Scientific Perspectives on Contemporary Art
From February 15 through May 18 at MO.CO, the exhibition *Eprouver l’inconnu* brings together scientists from the University of Montpellier and contemporary artists to explore around a hundred works and artifacts from the university’s scientific collections. Tour with Gérald Chanques, Vice President for Historical Heritage and coordinator on the scientific committee that oversaw the creation of this event.

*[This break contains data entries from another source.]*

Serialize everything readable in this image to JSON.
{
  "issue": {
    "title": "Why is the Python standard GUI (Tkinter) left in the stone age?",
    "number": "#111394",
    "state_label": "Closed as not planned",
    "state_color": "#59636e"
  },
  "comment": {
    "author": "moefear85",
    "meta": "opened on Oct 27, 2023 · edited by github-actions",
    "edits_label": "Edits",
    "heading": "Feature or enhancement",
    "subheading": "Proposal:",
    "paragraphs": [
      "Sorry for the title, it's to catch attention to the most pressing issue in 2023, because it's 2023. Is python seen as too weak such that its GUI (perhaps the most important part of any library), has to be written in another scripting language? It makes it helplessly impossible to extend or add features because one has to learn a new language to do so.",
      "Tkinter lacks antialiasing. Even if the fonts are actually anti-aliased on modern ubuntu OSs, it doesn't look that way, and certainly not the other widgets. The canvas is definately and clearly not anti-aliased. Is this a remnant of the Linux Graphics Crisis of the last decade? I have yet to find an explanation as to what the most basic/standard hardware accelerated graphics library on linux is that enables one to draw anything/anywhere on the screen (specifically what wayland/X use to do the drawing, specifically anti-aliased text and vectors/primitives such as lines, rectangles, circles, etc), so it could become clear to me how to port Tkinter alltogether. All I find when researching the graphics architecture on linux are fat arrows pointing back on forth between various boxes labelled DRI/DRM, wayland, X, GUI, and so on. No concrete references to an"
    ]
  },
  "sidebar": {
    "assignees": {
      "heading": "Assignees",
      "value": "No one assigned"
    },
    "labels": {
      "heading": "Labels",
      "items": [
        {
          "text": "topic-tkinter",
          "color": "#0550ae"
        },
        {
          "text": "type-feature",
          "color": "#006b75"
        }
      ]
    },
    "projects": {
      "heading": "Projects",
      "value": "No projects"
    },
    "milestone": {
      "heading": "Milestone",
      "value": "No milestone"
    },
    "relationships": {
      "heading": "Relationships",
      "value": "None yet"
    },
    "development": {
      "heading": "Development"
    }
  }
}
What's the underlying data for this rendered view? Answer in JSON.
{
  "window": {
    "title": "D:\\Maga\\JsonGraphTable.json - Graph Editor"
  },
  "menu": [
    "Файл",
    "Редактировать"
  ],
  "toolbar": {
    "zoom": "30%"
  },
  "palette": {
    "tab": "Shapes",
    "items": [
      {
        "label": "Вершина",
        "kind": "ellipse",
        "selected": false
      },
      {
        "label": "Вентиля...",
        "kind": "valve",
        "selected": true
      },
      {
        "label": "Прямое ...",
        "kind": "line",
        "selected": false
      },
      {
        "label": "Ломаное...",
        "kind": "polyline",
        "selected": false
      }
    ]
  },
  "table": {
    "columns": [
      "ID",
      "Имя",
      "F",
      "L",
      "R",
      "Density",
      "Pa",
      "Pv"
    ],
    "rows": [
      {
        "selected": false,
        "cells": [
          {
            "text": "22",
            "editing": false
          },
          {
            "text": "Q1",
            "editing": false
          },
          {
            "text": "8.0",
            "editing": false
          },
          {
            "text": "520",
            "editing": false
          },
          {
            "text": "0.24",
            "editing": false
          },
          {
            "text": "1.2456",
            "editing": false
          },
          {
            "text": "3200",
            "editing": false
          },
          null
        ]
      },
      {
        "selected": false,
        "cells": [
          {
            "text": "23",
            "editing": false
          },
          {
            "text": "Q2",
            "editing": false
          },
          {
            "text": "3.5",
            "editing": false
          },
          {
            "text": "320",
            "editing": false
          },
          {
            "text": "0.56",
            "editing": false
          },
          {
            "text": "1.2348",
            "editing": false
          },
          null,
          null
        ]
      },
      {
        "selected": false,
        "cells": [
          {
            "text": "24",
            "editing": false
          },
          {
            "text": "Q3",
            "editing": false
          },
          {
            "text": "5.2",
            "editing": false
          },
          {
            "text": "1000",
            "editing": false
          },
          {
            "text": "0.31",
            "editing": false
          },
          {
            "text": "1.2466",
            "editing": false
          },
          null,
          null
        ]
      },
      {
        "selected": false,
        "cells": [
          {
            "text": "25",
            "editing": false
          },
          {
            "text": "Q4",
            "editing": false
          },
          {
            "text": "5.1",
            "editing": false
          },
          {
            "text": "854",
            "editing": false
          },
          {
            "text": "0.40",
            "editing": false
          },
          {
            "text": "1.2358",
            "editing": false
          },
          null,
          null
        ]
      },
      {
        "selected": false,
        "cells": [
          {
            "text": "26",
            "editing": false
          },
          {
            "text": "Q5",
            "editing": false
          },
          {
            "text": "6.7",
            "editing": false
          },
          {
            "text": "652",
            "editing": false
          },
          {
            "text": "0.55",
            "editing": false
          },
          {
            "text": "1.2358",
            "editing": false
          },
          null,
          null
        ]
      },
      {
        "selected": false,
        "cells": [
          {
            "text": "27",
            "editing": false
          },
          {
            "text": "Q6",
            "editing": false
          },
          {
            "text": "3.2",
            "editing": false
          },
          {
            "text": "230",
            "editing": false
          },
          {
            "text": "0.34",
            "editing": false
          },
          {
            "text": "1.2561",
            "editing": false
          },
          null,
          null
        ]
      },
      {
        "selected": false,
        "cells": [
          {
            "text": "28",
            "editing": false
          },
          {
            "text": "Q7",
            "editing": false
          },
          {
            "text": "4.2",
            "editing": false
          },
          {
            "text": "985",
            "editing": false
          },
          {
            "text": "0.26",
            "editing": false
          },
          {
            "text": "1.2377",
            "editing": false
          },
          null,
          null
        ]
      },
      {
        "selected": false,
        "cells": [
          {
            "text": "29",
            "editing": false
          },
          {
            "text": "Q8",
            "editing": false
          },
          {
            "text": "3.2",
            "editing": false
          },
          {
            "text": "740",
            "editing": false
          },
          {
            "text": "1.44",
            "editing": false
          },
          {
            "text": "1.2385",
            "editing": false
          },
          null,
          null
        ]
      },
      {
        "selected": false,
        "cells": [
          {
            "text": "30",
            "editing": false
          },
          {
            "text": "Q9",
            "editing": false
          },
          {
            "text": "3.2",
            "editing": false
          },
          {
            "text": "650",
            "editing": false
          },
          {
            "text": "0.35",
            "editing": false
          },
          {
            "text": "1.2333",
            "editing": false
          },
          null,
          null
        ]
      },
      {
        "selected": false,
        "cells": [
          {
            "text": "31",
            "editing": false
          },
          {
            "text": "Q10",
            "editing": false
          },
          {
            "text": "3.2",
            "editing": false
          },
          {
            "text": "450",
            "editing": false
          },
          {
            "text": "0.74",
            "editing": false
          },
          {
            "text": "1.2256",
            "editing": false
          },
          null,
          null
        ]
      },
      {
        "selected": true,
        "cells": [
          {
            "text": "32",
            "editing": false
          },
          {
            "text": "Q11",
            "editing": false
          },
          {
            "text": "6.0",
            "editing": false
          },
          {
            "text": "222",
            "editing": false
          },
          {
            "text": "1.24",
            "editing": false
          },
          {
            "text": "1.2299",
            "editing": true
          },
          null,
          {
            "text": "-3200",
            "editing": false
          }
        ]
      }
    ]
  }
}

“What makes this exhibition unique is that the scientific community has examined the artworks in depth. “About fifteenProfessors researchers wrote labels to describe what they saw,” explains Gérald Chanques, UM’s Vice President for Historical Heritage and a member of the exhibition’s scientific committee, who, along with Agnès Fichard-Carroll, Vice President for Education, facilitated the connection between the scientists and the artworks.
Venus and the Tortoise
The vice president, who is also an anesthesiologist and intensive care physician, indulged in the exercise himself by commenting on the highly organic work by German sculptor Kiki Smith titled *Digestive System*. But also her *Virgin Mary*, a female flayed figure echoing the famous ambassador of the Faculty of Medicine’s anatomy conservatory,“the historical starting point of the union between Art and Science.” In another room where the gynoid form of a turtle’s brain strangely recalls Paleolithic Venuses, Marie-Catherine Reboul, a professor of narrative medicine and general practitioner, and artist Haena Yoo continue this feminist reflection by questioning“anti-aging medicine with calibrated ideals.”
While the link between femininity and the sea is a cliché in poetry, performer Joey Holder and Benoît Charlot, a researcher at the Institute of Electronics and Systems, offer us a very different vision of the ocean depths. In this piece, where oscillators and screens are stacked upon one another, strange aquatic chimeras—created by artificial intelligence—emerge from underwater fumaroles to pose questions about posthumanism:“What might life be like outside the environments we know? Are there other forms of life besides those based on carbon chemistry?”




An Insect's Dance with the Orchid
And what would life be without the plant kingdom, to which four artists from Slovenia, Taiwan, and Greece draw our attention? They have thus designed sex toys and other“gadgets to address some of their everyday concerns, such as seduction or the prevention of sexually transmitted diseases,” explains John De Vos, a doctor of embryology and histology and director of the Jardin des Plantes. In this exhibition, he also presents a display with a delicate sensuality to highlight the“copulatory choreography of an insect with an orchid” by artist Roy Kohnke in his latest project, titled Magnetic Tendencies.
As visitors move through the galleries, they will also encounterISEM paleontologist Pierre-Olivier Antoine, who provides commentary on the works of the great Bernard Palissy, a 16th-century ceramist who was the first to realize that fossils were the remains of animals and plants; LUPM astrophysicist Vincent Guillet, whose eyes light up only for the suspended solar dust in the work of Korean artist Yunchul Kim. The art brut of Lubos Plny, enhanced by text from physician Naïs Herbreteau. Or, ethnopharmacologist Julien Antih and pharmacy druggist Alexandra Strelcova, who shed light with their expertise on the shamanically inspired works of Salvadoran artist and healer Guadalupe Maravilla, while non-pharmacological therapies specialist Gregory Ninot questions the work of Swiss artist Emma Kunz:“healing powder or hocus-pocus?”







Eliminate all waste of effort and energy
Among the many items from UM’s scientific collections featured throughout the exhibition, the papier-mâché educational models by Louis Auzoux, preserved by the Faculty of Education, recur as a recurring theme. Visitors will also encounter anatomical plates from the Faculty of Medicine and several specimens from the Faculty of Sciences’ ornithological collection, presented by UM’s curators, collection managers, and heritage collection officers: Véronique Bourgade, Marie-Angeline Pinail, and Audrey Théron.
Finally, there is the sensuality of a scent in the folds of a loved one’s skin, which researcher and professor Isabelle Parrot-Smietana captures in perfume on Morgan Courtois’s portrait sculptures. Or the unexpected poetry of Isabelle Laffont, Dean of the Faculty of Medicine, when her gaze lingers on*The One-Legged Woman* by the Polish artist and concentration camp survivor Alina Szapocznikow. “This emotion of the scientist—it’s there, it’s palpable throughout the exhibition,” concludes Gérald Chanques. Professor of physiology Stephan Matecki expresses it very well when he comments on the imaginary world of Kinke Kooi. He reminds us that if we pay close attention to this absolute beauty, “ifwe gently scratch the surface to penetrate it, we can then see a kind of universal harmony governed by laws based on balances that banish all waste of force and energy—a harmony that only human intervention can threaten.”